# can i freeze my cold smoked salmon



## stringman (Apr 3, 2017)

Hi all

just finished my first cold smoke of a 1lb of salmon fillet.

Only thinking 1 stage at a time I froze the salmon, defrosted it, dry cured it for 24 hours, 12 hours pellicure and about 10 hours smoke.

Its very nice for a 1st attempt but I am unsure if I can freeze it or not?

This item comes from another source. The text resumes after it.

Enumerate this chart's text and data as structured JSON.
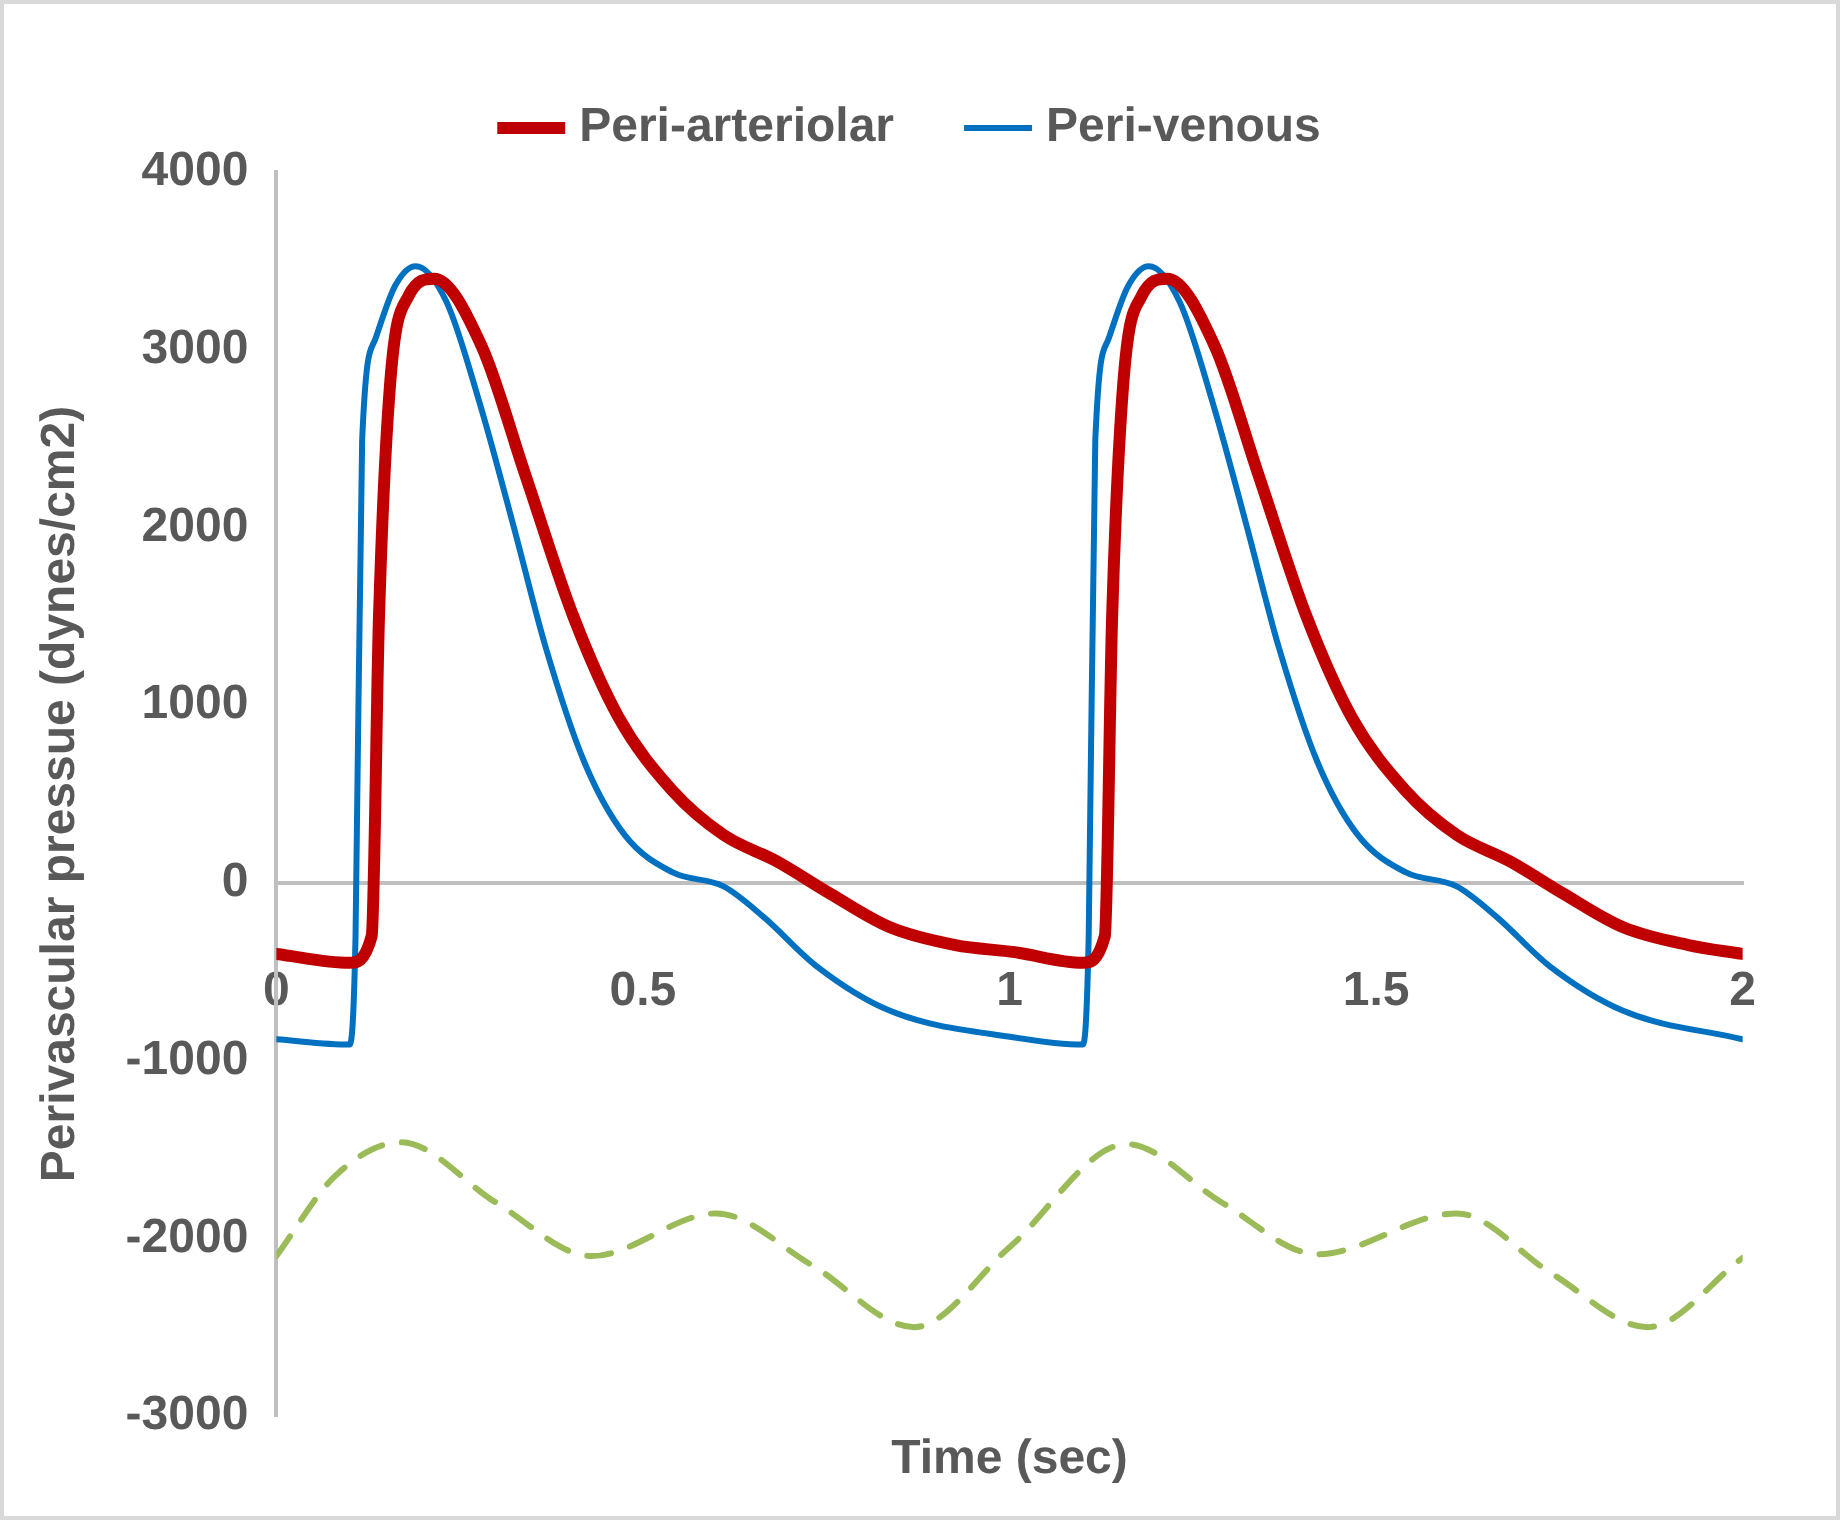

if not how long should it keep in a airtight container in the fridge?

Many thanks


----------



## atomicsmoke (Apr 3, 2017)

You can freeze. Preferable vacuum pack. If not too moist will keep in the fridge,in tbe container one week. If vac pack 2 weeks at least.


----------



## myownidaho (Apr 3, 2017)

If you vacuum seal before you freeze, it can last up to a couple of years.


----------



## stringman (Apr 3, 2017)

I haven't go a vacuum pack yet so single portions in clingfilm in the freezer?


----------



## dirtsailor2003 (Apr 3, 2017)

If you double or triple wrap with your cling wrap it will last up to 6 months in the freezer. But after that it will start to get freezer burn.


----------



## cmayna (Apr 3, 2017)

Yes you can freeze cold smoked Salmon.   I will be doing it again, very soon.


----------